The big buttons in the bank are:

1. Communication.

2. Time.

3. Havingness.

These things, like time, problems, and bits of items like havingness are the
things that are in chronic restimulation. But the aberrative value of
havingness, compared to communication and time, is miniscule. Communication
is 'way back on the series. Communication and time are in restimulation all
the time, or, for one thing, there wouldn't be any time. That is one reason
why waiting is so upsetting. That means that you go after ARC breaks with a
feather touch to key them out. Don't audit them, or you will mess the PC up
by keying in "communication" harder.

Knowing that these three phenomena are what keep a case from being
audited keeps you from being confused by all the possible manifestations,
which do, in fact, boil down to these categories [PTP's, O/W, and ARC
breaks]. The PC can be a troublesome case, a trouble source, because he has
someone on the other side of him who doesn't want him to improve. He will try
to get better to prove the other person wrong, which gives him a PTP,
resulting in no case gain.

Overts carry a lot of different reactions, depending on things like the
person's responsibility level. They are a source of change, not fixedness, in
a case. The case shifts, does well at times, gets sporadic results, etc. The
PC won't let himself get any better. He has odd computations, like the idea
that if he gets strong, he might commit overts. You would get the same
manifestation of roller-coaster gain in a PTS condition, if there is someone
in the person's environment who keeps knocking him down whenever he gets
better. The mechanism is a withhold.

When a person has a tremendous number of overts that remain constant, he
is trying to solve a problem with overts. That is the usual reason for the
overts. The overt can be on the part of the person or of society, over the
course of an intensive or a longer cycle. You have to get sufficient gain to
get the PC up high enough so that the gates don't get closed in your face, by
his committing more overts before you get to audit him again. The reason the
psychiatrist damages people is that his problem is that of preventing people
from damaging other people. Your problem, then, would be a social problem, in
dealing with the continuous PT overt case. You would have to solve this
problem before you could make progress with the case. The no-change overt
case goes up and down a little, unlike the PTP case. The PC may refrain from
committing overts for awhile. So overts cause change on graphs constantly,
but not steadily. With a fluctuating graph, you could also be facing a PTS
situation. The main problem relating to overts is whether the PC will be
damaged by motivators.

Running overts can backfire, if you let the PC get off only whole-track
overts, because they are safe, or miniscule overts, critical thoughts, etc.
Such a PC is dodging a continuous PT chain of overts.

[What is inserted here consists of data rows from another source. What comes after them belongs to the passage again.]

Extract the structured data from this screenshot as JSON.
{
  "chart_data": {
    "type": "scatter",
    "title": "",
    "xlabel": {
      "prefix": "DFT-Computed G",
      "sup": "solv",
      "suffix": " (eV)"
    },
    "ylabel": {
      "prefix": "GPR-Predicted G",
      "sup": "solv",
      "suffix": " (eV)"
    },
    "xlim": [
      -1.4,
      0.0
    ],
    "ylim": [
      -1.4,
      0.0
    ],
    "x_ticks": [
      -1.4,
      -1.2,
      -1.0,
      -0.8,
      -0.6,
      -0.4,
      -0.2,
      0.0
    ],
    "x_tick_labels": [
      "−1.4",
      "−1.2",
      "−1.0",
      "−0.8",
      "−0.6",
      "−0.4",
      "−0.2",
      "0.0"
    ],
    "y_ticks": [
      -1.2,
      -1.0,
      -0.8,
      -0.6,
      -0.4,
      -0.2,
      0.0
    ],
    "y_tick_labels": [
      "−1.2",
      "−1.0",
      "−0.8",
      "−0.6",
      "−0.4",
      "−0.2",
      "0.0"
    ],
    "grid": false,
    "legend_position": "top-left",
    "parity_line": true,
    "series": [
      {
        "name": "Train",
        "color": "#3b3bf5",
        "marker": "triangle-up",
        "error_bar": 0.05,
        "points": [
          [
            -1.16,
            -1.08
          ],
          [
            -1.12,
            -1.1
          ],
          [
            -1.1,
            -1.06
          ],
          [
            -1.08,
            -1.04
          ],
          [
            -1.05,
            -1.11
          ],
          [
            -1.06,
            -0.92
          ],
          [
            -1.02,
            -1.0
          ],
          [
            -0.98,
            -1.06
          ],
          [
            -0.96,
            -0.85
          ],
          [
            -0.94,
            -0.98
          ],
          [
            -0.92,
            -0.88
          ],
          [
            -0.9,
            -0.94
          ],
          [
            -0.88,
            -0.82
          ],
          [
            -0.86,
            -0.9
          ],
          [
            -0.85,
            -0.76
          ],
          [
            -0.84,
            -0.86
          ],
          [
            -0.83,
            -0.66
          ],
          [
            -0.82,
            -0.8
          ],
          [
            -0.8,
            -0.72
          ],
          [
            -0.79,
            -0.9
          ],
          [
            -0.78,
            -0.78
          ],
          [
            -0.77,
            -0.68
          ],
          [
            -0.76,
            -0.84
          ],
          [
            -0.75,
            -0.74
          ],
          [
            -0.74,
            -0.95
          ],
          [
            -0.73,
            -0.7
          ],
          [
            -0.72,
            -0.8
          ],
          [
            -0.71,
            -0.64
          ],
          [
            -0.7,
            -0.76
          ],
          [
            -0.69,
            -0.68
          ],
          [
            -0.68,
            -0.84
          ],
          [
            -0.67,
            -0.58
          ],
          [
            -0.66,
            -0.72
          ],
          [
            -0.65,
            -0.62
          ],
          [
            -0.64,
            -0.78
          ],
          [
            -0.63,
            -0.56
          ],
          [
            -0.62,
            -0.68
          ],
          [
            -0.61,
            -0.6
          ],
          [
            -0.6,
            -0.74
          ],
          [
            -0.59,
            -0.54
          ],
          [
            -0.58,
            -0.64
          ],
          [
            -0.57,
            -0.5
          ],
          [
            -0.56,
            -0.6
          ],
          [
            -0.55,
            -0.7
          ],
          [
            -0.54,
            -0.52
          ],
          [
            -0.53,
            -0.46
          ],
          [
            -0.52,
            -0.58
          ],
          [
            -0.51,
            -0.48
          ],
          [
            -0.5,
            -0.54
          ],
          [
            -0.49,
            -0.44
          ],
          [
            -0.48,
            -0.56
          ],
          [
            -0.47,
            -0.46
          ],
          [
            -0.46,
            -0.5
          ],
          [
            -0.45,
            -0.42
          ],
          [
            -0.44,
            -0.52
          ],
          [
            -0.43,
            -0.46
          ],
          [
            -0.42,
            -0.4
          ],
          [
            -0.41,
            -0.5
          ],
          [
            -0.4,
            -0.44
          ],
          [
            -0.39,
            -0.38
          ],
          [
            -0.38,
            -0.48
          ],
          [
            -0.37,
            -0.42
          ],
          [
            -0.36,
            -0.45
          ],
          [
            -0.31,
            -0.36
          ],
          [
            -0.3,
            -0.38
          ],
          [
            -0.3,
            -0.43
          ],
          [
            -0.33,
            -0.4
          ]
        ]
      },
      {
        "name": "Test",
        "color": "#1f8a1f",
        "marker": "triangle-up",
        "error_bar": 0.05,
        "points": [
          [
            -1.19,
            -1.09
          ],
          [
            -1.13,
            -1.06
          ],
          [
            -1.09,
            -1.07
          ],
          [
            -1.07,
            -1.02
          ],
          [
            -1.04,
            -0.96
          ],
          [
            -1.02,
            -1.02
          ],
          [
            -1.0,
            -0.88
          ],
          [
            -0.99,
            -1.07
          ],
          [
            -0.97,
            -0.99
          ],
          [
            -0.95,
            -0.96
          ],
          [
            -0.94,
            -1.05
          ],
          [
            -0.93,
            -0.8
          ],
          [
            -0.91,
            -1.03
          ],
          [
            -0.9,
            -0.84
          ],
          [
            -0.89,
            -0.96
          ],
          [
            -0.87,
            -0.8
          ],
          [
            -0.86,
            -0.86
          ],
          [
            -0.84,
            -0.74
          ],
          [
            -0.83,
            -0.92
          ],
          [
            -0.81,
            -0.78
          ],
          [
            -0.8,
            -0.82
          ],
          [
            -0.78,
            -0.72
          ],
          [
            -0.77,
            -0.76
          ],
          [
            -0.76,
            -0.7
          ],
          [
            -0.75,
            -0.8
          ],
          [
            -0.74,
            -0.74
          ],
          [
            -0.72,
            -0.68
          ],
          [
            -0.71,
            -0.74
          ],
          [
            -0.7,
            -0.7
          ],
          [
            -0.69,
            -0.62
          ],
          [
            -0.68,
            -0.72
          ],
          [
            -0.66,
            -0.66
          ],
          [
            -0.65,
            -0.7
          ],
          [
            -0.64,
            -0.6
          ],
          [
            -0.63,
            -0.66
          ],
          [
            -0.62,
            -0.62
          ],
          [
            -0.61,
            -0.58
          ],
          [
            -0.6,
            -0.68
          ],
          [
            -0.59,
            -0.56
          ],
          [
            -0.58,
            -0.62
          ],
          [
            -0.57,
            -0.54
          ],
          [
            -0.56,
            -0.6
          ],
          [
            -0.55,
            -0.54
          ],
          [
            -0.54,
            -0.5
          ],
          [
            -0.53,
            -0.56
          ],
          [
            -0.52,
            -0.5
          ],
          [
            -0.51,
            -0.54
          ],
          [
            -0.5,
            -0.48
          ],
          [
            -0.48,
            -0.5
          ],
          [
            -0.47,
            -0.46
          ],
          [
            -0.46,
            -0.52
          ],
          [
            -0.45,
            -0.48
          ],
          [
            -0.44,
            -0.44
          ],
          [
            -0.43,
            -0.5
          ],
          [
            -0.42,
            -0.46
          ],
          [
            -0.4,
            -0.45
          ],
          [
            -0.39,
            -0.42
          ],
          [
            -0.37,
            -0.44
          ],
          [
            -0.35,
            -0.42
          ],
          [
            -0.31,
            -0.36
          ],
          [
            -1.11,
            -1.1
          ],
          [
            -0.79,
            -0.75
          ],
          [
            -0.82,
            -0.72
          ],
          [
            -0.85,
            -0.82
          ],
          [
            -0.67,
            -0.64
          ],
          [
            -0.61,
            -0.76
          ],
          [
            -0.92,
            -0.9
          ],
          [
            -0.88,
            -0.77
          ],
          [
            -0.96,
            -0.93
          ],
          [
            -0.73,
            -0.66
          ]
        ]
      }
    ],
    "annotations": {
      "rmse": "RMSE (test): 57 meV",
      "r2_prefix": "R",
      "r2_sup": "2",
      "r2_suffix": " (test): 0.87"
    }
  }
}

The PC with continual out-rud is ARC breaky if you try to get him to put
his attention elsewhere, because when you take his attention away from the
charge of the out-rud, it hits him. He's got to have it remedied before he
can be run on a routine. Fortunately, not all PCs need much remedying. The
Book of Case Remedies is basically just a batch of methods for putting in
ruds.

You can be as nice as you want about pulling withholds, but remember that
it must be done, and that fact may put you beyond niceness once in awhile,
e.g. you might have to say something like, "OK. Come back for some more
auditing when you have decided to tell me what you have done. That's LF'ing!"